Sharing, Relationships, Crime, Earthquakes, Clocks, Dye, and Blood

I know you are wondering, “what the heck is he blogging on this time?” Well, I could have simply entitled this blog “my recent classroom visits,” but that would not be as interesting of a topic. Now try reading the topic without the first comma — that would be even more interesting.

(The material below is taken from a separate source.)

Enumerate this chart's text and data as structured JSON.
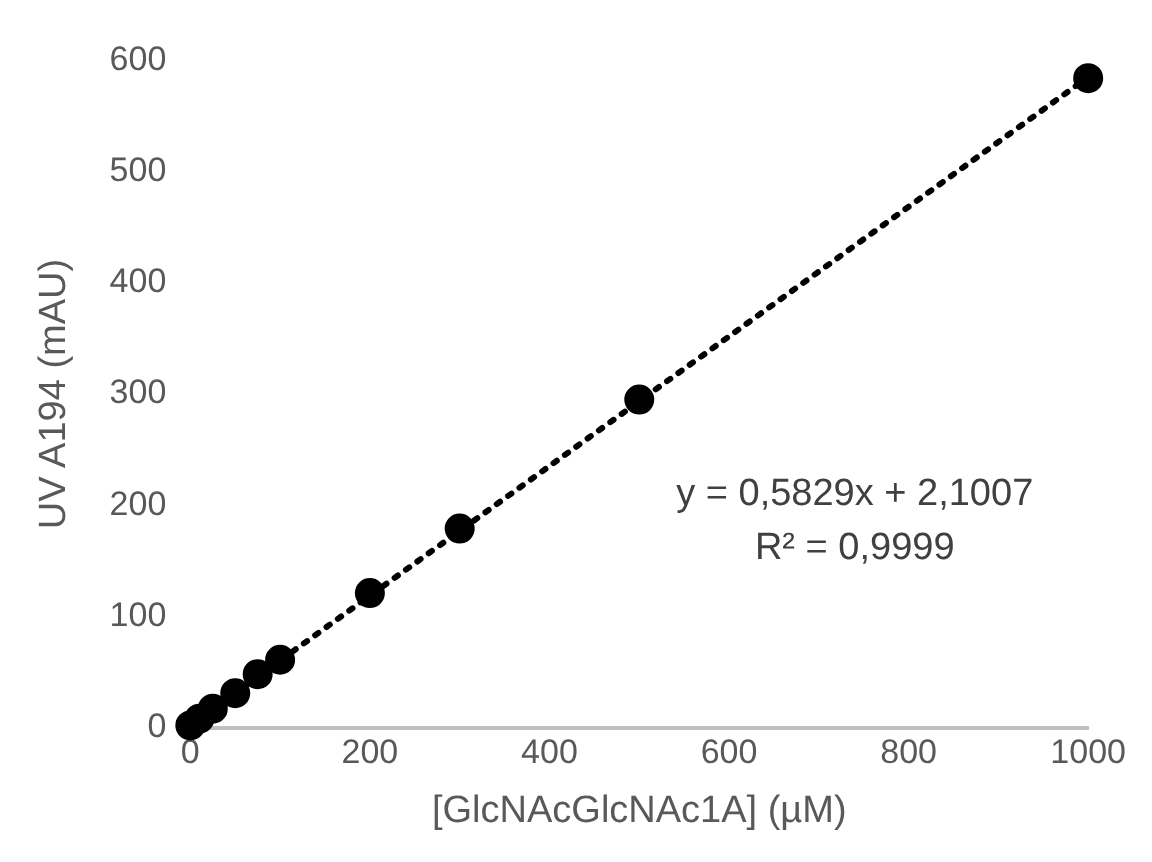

As you know, I make classroom visits as often as I can. Just this week, I have had the opportunity to visit almost 20 classes. I visited Prof. Stephen Fried’s Economics class where I immersed myself in a discussion about sharing goods, when the marginal (additional) cost is zero –as an economist, I understood that and appreciated the students’ perspectives. I dropped in Prof. Mark Bergmooser’s Interpersonal Communications class where the students were roleplaying relationship communications; quite fun and interesting. I stopped by Prof. Penny Dunn’s Criminal Justice Class where part of the discussion was on the use of force to deter crime; I will continue to walk the straight and narrow. I went to Prof. Lisa Scarpelli’s class where faults, which cause earthquakes and mountain formations, were being discussed; I should have taken notes. I swung by Prof. Tom Harrill’s Electronics class where the students were building digital clocks; I was clueless. My last visit, yesterday, was to Prof. Nick Prush’s Respiratory Therapy laboratory where students were working on mannequins, simulating drawing blood; fortunately, they were using a red dye, not real blood, so I did not pass out.
It is refreshing to interact with students who are learning by discussing and doing. The more of this I do, the more I realize why I love my job so much. Kudos to all our faculty for teaching so well; that is what community colleges like MCCC do – we teach well to transform and enrich lives.